Stimulus Update: What to Do if You Haven't Received Your Child Tax Credit Payment Yet
by Angelica Leicht | Published on July 20, 2021
Do you qualify for the monthly enhanced Child Tax Credit money but haven't received your July payment yet? Here's what you should do next.
Last week, millions of American families were on the receiving end of the first of the monthly Child Tax Credit payments. This money, which was earmarked as part of President Joe Biden's American Rescue Plan, will put hundreds of dollars into the bank accounts and mailboxes of Americans with dependents each month, and it will continue through the end of the year.
As with the last three stimulus payments, the Child Tax Credit money will be issued to households who qualify -- and it could make a significant difference to households in need. And, as with the stimulus money, the IRS is automatically issuing the payments from the Child Tax Credit to those who qualify.
The IRS has already sent out about 35 million payments worth $15 billion, and almost 9 of 10 payments were directly deposited in recipients' bank accounts. That said, you may not have received your July Child Tax Credit payment yet. If you think you may qualify but haven't yet received your July Child Tax Credit payment, here's what you should do.
1. Check the Child Tax Credit Update Portal
If you haven't received your Child Tax Credit payment, the first thing you should do is check the IRS's Child Tax Credit Update Portal. This tool was recently launched by the IRS to offer information on the enhanced Child Tax Credit payments, including whether or not your payment has been processed.
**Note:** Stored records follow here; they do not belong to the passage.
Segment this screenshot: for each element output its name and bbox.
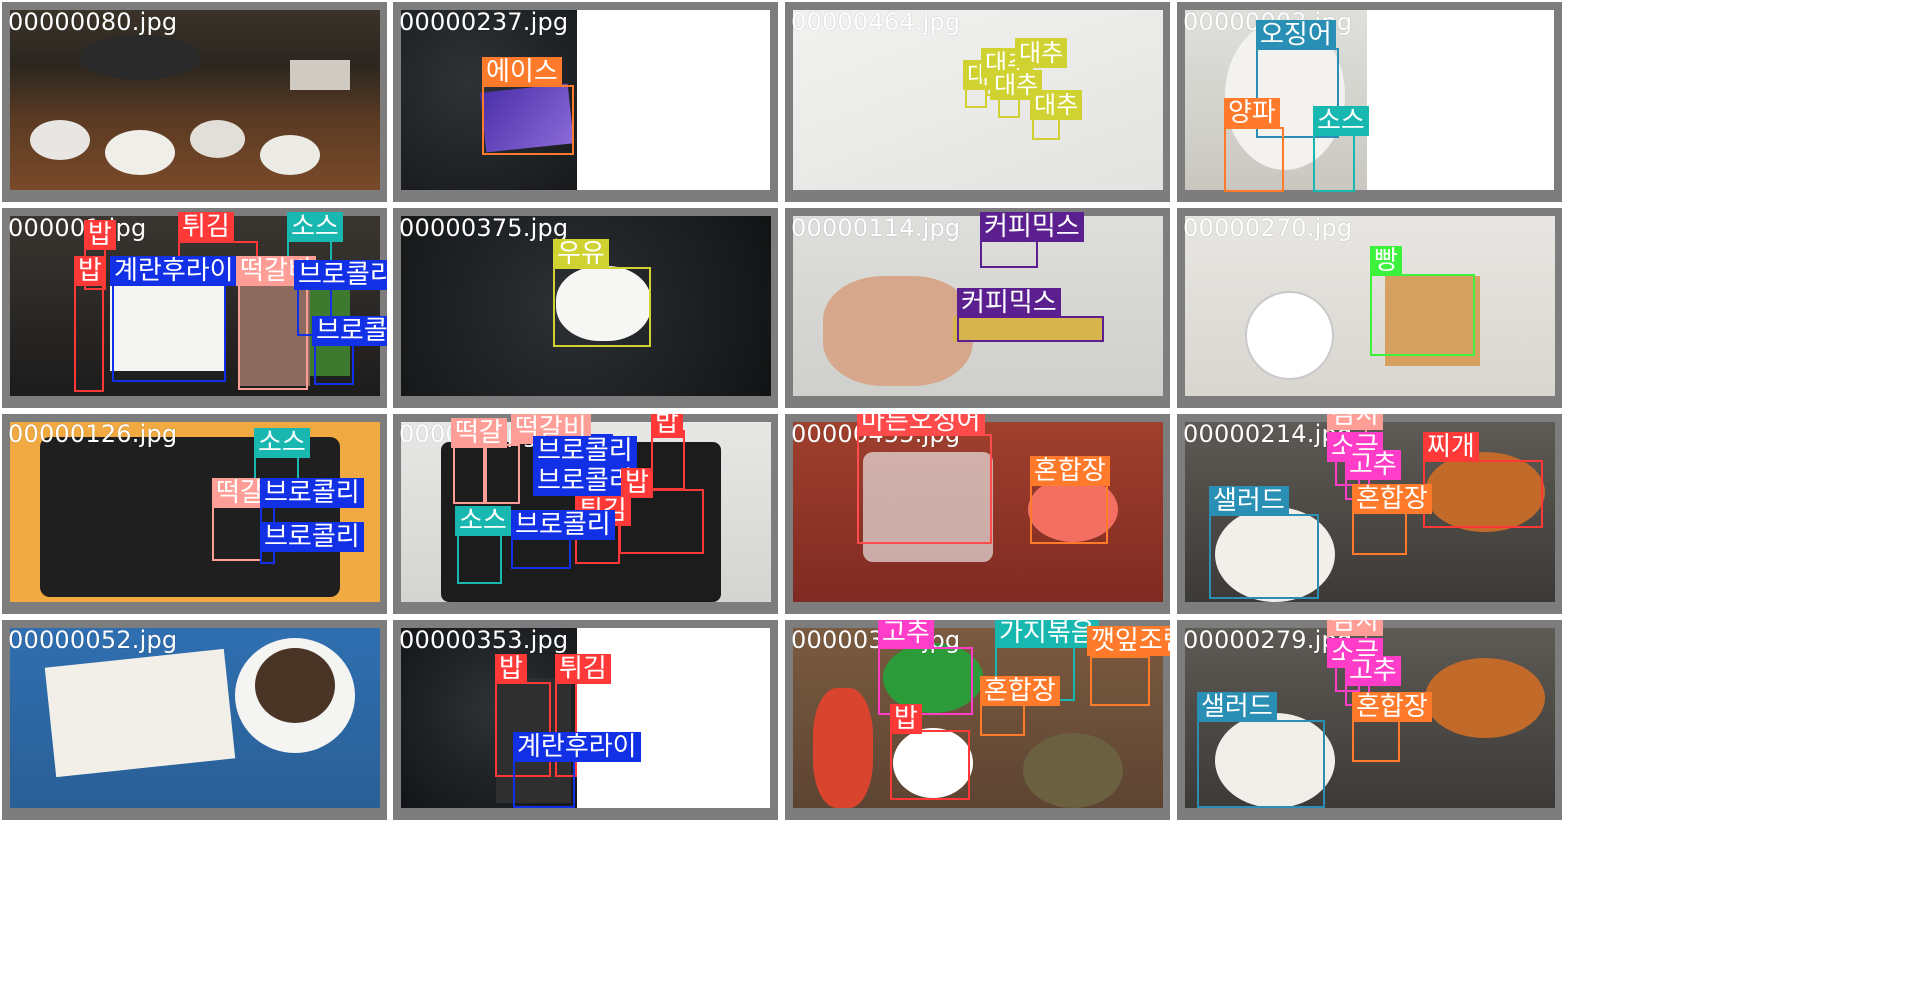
bbox-label: 브로콜리 [260, 522, 364, 552]
file-name: 00000464.jpg [791, 8, 961, 36]
tile: 00000052.jpg [2, 620, 387, 820]
bbox-label: 떡갈 [212, 478, 268, 508]
file-name: 00000214.jpg [1183, 420, 1353, 448]
tile: 에이스 00000237.jpg [393, 2, 778, 202]
bbox-label: 샐러드 [1197, 692, 1277, 722]
bbox-label: 브로콜리 [511, 510, 615, 540]
bbox-label: 소스 [1313, 106, 1369, 136]
bbox-label: 대추 [1015, 38, 1068, 68]
photo [10, 216, 380, 396]
file-name: 00000270.jpg [1183, 214, 1353, 242]
padding [1367, 10, 1554, 190]
bbox-label: 떡갈비 [511, 414, 591, 444]
file-name: 00000114.jpg [791, 214, 961, 242]
file-name: 00000126.jpg [8, 420, 178, 448]
tile: 우유 00000375.jpg [393, 208, 778, 408]
bbox-label: 깻잎조림 [1087, 626, 1170, 656]
bbox-label: 브로콜리 [312, 316, 387, 346]
bbox-label: 고추 [1345, 450, 1401, 480]
bbox-label: 고추 [1345, 656, 1401, 686]
tile: 밥 튀김 계란후라이 00000353.jpg [393, 620, 778, 820]
bbox-label: 브로콜리 [533, 466, 637, 496]
bbox-label: 혼합장 [1030, 456, 1110, 486]
bbox-label: 가지볶음 [995, 620, 1099, 648]
tile: 밥 튀김 소스 밥 계란후라이 떡갈비 브로콜리 브로콜리 000001.jpg [2, 208, 387, 408]
bbox-label: 샐러드 [1209, 486, 1289, 516]
bbox-label: 떡갈 [451, 418, 507, 448]
bbox-label: 소스 [254, 428, 310, 458]
bbox-label: 튀김 [178, 212, 234, 242]
bbox-label: 대추 [990, 70, 1043, 100]
bbox-label: 브로콜리 [260, 478, 364, 508]
bbox-label: 김치 [1327, 414, 1383, 430]
bbox-label: 밥 [651, 414, 683, 438]
bbox-label: 오징어 [1256, 20, 1336, 50]
photo [793, 10, 1163, 190]
bbox-label: 마른오징어 [857, 414, 985, 436]
photo [10, 628, 380, 808]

If your payment has been processed, the portal should give you information on whether it was sent out via direct deposit or by mail. If your check was mailed, you're likely in for a longer wait than you would be otherwise.
This tool will also offer you information on whether or not you are eligible for the monthly payments. The eligibility rules for the enhanced payments aren't as cut and dry as they were with the stimulus payments, so you may not have qualified under the income restrictions.
2. Double check your bank account deposits
You can also check your bank account to see if the money has been deposited for the July Child Tax Credit enhanced payment. Per the White House, the transactions related to the Child Tax Credit will appear in your bank account with the company name IRS TREAS 310.
If you see a deposit with that description, that should clue you in to the fact that you actually have received your Child Tax Credit payment. The description will also help if you're still unsure. It should read CHILDCTC -- and the amount will be for up to $300 per dependent in your household. This differs from the deposit description you'll see for a tax refund, which will show up as TAX REF.
3. Wait it out -- and then file a trace
Remember that if your payment was mailed, it could take a week or more for your payment to arrive, so you should hang tight for a while to see if it shows up. Plus, the IRS could continue to issue the first round of Child Tax Credit payments during the first half of this week, so your payment may not even have been sent out yet.
You can file a trace with the IRS if your July direct deposit payment is still missing after about five days, or if your paper check is still missing several weeks after it was mailed.
Here are the exact timelines for when you can initiate a payment trace with the IRS:
- 5 days after the expected deposit date
- 4 weeks after the paper check was mailed to your house
- 6 weeks after the check was mailed to a forwarding address
- 9 weeks after the check was mailed to a foreign address
You'll need to complete Form 3911 in order to file a trace with the IRS -- and it could take about six weeks to get the results.
4. Update your mailing or bank account information
If you're worried that your payment was not issued because the IRS has incorrect income information on file, you can log into the IRS Child Tax Credit Update Portal to update your information. This is especially important if you moved or changed bank accounts. It's also important if you had a significant loss of income or added a new dependent to your household after you last filed your taxes.
You can use the portal to update the number of children who qualify in your house, along with your marital status, any changes to your income, or any other information that may cause an underpayment or no payment at all.
5. Use the IRS non-filer tool to register for payments
If you're a non-filer who isn't required to file your taxes each year, your Child Tax Credit check may be missing because your up-to-date information isn't on file with the IRS. This is especially true if you had a child recently.
In this case, you'll need to use the IRS Child Tax Credit Non-filer Sign-up Tool to register for any upcoming payments you qualify for. You'll need to enter the following into the tool in order to ensure that the IRS has the right information on file:
- Full name
- Current mailing address
- Email address
- Date of birth
- Valid Social Security numbers (or other taxpayer IDs) for you and your dependents
- Bank account number, type and routing number, if you have one
- Identity Protection Personal Identification Number (IP PIN) you received from the IRS earlier this year, if you have one
And, if you want to opt out of the monthly payments for the Child Tax Credit completely, you can use the same IRS update portal to do so. You'll have to opt out for future payments, though, as the deadline has passed for opting out of July's payment.